The Ministry of Transportation and Communications (MOTC) has approved a draft amendment to the Shipping Act (船舶法) to update regulations covering yacht inspections and sales of shipping firm shares to foreign investors.
The act has not been amended since 1974.
The act currently bars overseas investors from holding more than one-third of the capital of a shipping firm operating domestic sea lines. The amendment would allow overseas investors to own half of the capital of such firms.
This could open the door for more Chinese investment.
The definition of overseas investors in the act does not include Chinese, who are regulated by the Act Governing Relations Between Peoples of the Taiwan Area and the Mainland Area (兩岸人民關係條例), Department of Aviation and Navigation Director Yin Cheng-pong (尹承蓬) said.

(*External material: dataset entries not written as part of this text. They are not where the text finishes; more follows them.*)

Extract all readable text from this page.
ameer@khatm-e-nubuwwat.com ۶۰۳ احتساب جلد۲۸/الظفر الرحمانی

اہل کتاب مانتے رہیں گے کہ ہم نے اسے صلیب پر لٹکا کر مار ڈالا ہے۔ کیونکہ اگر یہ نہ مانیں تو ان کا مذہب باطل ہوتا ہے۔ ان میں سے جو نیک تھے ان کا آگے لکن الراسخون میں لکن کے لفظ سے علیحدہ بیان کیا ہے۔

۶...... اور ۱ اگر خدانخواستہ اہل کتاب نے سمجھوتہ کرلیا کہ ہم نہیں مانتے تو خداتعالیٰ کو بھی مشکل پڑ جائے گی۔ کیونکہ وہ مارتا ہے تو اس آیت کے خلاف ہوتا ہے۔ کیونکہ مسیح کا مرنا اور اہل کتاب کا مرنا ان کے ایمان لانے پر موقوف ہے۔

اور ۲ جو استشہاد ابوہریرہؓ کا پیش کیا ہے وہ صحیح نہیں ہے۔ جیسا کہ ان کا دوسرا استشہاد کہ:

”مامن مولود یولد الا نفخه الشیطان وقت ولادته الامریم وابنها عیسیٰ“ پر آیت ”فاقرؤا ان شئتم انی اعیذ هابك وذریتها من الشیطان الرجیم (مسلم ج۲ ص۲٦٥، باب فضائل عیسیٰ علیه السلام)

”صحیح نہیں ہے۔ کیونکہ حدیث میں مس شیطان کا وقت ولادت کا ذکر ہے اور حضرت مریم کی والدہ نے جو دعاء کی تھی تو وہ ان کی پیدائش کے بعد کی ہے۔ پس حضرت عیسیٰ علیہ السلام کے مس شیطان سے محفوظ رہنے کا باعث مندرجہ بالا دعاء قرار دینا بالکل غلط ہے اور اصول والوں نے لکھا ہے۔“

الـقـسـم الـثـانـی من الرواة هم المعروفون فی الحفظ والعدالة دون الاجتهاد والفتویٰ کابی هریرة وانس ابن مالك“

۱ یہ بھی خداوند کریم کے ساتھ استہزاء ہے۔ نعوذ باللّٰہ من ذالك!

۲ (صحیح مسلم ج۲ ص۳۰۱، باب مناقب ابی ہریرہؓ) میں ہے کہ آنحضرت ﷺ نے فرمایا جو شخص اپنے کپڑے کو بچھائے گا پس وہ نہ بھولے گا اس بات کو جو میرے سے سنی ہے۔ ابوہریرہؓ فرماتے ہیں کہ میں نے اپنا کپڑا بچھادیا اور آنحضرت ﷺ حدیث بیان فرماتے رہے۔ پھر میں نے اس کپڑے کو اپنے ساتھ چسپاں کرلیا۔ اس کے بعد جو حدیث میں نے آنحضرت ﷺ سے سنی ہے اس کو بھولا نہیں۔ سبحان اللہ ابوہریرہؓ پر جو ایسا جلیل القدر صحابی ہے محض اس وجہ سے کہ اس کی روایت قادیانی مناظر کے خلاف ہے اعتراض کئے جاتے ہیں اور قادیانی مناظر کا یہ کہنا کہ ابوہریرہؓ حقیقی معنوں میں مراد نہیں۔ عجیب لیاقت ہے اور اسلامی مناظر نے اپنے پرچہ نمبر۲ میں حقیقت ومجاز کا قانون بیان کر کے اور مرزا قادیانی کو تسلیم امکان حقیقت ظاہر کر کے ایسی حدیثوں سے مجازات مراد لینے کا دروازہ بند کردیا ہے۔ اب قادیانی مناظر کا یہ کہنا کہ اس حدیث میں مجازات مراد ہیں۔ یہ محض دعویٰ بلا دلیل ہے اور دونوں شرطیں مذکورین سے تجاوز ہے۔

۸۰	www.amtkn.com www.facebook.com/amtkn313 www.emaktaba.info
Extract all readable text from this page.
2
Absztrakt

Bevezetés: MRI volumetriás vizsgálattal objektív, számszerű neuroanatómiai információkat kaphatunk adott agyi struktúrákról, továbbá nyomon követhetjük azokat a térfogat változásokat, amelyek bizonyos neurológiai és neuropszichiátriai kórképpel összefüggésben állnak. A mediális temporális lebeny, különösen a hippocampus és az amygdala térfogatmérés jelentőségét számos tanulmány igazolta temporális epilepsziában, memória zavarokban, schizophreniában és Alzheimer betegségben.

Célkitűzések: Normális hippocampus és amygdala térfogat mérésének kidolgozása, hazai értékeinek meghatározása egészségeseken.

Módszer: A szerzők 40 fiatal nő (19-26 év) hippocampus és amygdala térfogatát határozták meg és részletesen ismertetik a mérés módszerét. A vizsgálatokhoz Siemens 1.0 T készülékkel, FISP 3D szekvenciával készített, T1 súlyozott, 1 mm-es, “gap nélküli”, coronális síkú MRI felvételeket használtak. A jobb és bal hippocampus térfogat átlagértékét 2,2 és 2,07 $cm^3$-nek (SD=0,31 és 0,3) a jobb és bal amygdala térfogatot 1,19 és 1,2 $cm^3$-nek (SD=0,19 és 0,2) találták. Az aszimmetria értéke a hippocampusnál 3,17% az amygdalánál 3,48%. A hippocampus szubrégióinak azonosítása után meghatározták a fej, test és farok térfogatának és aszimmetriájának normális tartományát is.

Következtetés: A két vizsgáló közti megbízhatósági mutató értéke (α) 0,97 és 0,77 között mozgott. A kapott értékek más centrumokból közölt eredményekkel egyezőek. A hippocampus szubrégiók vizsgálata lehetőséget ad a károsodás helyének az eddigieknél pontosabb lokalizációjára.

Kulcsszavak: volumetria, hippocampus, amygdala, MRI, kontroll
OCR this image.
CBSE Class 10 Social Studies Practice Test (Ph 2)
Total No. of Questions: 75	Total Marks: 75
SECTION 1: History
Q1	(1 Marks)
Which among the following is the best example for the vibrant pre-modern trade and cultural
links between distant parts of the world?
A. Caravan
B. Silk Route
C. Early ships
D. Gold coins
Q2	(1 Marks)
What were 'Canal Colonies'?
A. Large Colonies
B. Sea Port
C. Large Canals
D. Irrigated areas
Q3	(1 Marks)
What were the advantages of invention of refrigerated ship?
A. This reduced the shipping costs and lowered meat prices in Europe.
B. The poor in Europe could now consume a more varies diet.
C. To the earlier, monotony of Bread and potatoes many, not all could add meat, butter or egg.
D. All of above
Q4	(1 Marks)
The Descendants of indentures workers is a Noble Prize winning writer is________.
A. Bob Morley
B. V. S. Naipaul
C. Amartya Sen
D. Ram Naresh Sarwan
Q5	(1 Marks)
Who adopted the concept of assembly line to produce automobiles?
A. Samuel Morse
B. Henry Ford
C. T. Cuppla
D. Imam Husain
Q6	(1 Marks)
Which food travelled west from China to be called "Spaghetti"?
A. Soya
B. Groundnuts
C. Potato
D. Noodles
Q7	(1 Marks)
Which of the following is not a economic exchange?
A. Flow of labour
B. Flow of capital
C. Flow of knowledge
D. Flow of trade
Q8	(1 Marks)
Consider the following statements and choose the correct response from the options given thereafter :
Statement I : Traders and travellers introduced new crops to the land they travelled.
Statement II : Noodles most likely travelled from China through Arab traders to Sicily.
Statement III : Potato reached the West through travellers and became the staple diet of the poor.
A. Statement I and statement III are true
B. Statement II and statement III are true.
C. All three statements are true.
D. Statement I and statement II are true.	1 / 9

Under the amendment, yachts that are less than 24m in length and or those equipped to carry a maximum of 12 passengers must be inspected annually by certified organizations, in addition to the comprehensive inspection that is made before the boat is handed over to the owners.
Owners would have to provide copies of the inspection reports to the port bureau where they register their yachts.
Owners, however, would not have to have comprehensive inspections of their boats every five years.
The nation currently has about 1,400 registered yachts, and a majority of them would fall under this category.
Under the amendment, boats longer than 24m or those equipped to carry 12 or more passengers, including club yachts, would have to be inspected every two-and-a-half years.
Yachts that have been in operation for more than 10 years would have to be inspected annually.
The amendment also sets stricter penalties for overloading. Violators would face fines ranging fined from NT$15,000 to NT$150,000, up from NT$3,000 to NT$30,000.